COVID-19 Outcomes Among Users of CD20 Inhibitors for Immune-Mediated Diseases: A Comparative Cohort Study
Abstract
Objective
Patients with immune-mediated diseases treated with CD20 inhibitors may have worse COVID-19 outcomes due to impaired humoral immunity, but differences versus the general population are unknown.
Methods
We identified patients with immune-mediated diseases who received CD20 inhibitors within one year prior to the index date of PCR-confirmed COVID-19 between January 31, 2020, and January 31, 2021. Comparators with COVID-19 were matched up to 5:1 by age, sex, and PCR date. Hazard ratios (HRs) and 95% confidence intervals (CIs) for hospitalization, mechanical ventilation, and death in CD20 inhibitor users versus comparators were estimated using Cox regression.
Results
We identified 114 cases with COVID-19 who had received CD20 inhibitors for immune-mediated diseases (mean age 55 years, 70% female) and 559 matched comparators with COVID-19 (mean age 54 years, 70% female). CD20 inhibitor-treated cases had higher mortality (aHR 2.16; 95% CI: 1.03 to 4.54) than matched comparators. Risks of hospitalization (aHR 0.88; 95% CI: 0.62 to 1.26) and mechanical ventilation (aHR 0.82; 95% CI: 0.36 to 1.87) were similar. Similar trends were seen in analyses according to type of indication (e.g., rheumatic or neurologic disease) and duration of CD20 inhibitor use (<1 or ≥1 year), and after excluding patients with interstitial lung disease, cancer, and those on glucocorticoids prior to COVID-19 diagnosis.
Conclusions
Patients who received CD20 inhibitors for immune-mediated diseases prior to COVID-19 had higher mortality following COVID-19 than matched comparators, highlighting the urgent need to mitigate excess risks in CD20 inhibitor users during the ongoing pandemic.
Key Messages
What is already known about this subject?
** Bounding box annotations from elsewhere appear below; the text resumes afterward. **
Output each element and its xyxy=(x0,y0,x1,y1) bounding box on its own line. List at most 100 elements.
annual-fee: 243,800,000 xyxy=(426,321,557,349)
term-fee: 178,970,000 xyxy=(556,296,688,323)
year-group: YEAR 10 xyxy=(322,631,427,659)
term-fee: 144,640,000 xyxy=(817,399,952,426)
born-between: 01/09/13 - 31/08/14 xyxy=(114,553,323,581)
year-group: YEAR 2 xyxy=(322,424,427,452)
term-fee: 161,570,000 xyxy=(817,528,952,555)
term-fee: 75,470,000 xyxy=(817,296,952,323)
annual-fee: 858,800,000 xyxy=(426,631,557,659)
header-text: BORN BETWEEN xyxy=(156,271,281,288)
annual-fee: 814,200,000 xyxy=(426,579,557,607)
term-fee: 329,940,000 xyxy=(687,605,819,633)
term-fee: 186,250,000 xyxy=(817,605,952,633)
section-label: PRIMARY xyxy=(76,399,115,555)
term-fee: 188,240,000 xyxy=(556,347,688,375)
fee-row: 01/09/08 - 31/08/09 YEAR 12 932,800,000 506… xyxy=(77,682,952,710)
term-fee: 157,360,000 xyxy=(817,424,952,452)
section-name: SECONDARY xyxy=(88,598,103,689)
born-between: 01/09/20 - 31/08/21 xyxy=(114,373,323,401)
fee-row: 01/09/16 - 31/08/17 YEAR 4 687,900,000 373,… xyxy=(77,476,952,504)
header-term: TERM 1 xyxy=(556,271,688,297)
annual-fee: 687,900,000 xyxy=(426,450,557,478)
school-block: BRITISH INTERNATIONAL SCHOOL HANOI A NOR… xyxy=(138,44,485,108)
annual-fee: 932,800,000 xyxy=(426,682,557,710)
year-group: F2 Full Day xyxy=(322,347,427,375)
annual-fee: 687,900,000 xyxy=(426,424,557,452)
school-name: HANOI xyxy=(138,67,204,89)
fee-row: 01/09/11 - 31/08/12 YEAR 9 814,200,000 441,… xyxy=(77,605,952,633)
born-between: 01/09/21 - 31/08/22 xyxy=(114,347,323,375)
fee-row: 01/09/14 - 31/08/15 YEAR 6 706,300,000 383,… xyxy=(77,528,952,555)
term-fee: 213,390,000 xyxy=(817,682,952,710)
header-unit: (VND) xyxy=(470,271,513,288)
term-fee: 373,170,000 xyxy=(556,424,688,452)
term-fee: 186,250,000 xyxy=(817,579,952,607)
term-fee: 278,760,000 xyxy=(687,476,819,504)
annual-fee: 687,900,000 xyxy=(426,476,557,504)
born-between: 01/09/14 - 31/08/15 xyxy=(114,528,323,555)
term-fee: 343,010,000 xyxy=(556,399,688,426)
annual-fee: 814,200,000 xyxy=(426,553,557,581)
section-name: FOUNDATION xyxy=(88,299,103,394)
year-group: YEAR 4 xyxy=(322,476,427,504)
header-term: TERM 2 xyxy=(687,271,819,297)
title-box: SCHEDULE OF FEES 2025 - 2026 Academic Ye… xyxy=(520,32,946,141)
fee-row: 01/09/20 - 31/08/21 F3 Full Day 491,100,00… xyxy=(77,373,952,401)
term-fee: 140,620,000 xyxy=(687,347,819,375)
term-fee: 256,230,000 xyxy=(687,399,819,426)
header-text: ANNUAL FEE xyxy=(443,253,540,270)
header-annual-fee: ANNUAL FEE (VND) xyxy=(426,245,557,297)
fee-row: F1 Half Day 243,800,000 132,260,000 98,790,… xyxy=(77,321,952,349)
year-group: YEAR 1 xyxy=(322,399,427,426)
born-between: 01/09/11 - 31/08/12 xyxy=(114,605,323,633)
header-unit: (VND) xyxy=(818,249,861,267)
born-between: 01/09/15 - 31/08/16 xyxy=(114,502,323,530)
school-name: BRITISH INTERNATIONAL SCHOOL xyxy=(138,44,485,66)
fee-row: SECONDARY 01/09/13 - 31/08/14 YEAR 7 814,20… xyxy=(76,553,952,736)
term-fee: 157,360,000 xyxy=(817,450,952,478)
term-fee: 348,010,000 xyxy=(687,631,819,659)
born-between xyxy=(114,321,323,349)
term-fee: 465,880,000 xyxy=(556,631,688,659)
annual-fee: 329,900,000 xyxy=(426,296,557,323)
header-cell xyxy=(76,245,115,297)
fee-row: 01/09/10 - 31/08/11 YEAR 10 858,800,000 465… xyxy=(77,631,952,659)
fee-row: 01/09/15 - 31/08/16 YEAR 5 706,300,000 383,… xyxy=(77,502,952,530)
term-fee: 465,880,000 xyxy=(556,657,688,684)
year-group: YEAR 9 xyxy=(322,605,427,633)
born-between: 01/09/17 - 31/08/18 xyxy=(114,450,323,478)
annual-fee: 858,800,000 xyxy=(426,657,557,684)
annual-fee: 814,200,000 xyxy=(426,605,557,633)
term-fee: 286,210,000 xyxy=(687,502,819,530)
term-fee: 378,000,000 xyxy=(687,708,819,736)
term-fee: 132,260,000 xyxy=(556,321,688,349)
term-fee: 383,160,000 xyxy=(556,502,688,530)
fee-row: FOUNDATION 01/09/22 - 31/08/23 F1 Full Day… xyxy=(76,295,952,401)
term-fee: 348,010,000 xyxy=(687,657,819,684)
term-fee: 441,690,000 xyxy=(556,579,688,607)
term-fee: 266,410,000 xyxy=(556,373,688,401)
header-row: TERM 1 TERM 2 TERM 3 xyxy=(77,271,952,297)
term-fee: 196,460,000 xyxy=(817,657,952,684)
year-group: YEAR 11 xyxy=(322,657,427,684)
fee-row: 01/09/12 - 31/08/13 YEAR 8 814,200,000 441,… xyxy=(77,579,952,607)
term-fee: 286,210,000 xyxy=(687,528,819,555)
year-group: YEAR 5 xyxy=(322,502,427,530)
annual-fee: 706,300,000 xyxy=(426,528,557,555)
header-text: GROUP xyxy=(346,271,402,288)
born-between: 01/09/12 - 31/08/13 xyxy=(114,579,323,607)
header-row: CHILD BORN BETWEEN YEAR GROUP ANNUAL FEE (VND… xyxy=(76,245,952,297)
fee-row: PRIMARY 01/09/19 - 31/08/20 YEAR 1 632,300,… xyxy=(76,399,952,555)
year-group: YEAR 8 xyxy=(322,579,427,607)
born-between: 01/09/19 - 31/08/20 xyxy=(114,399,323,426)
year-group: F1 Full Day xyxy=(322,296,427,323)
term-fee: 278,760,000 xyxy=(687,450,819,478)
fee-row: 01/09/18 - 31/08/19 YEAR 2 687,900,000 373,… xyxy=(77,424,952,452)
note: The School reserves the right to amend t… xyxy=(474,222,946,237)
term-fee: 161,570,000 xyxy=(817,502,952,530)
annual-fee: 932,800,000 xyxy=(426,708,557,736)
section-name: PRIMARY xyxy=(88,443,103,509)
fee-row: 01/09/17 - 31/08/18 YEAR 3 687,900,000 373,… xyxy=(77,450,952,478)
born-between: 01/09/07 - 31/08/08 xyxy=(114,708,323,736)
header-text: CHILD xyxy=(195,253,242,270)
Patients with immune-mediated diseases treated with CD20 inhibitors may have worse COVID-19 outcomes than those treated with other immunomodulatory medications, but differences compared to the general population are unknown.
What does this study add?
CD20 inhibitor-treated cases had over two-fold higher risk of mortality than matched general population comparators, although risks of hospitalization and mechanical ventilation were similar.
How might this impact on clinical practice or future developments?
There is an urgent need for risk mitigation strategies, such as SARS-CoV-2 monoclonal antibodies or booster vaccinations, for patients with immune-mediated diseases treated with CD20 inhibitors during the ongoing COVID-19 pandemic.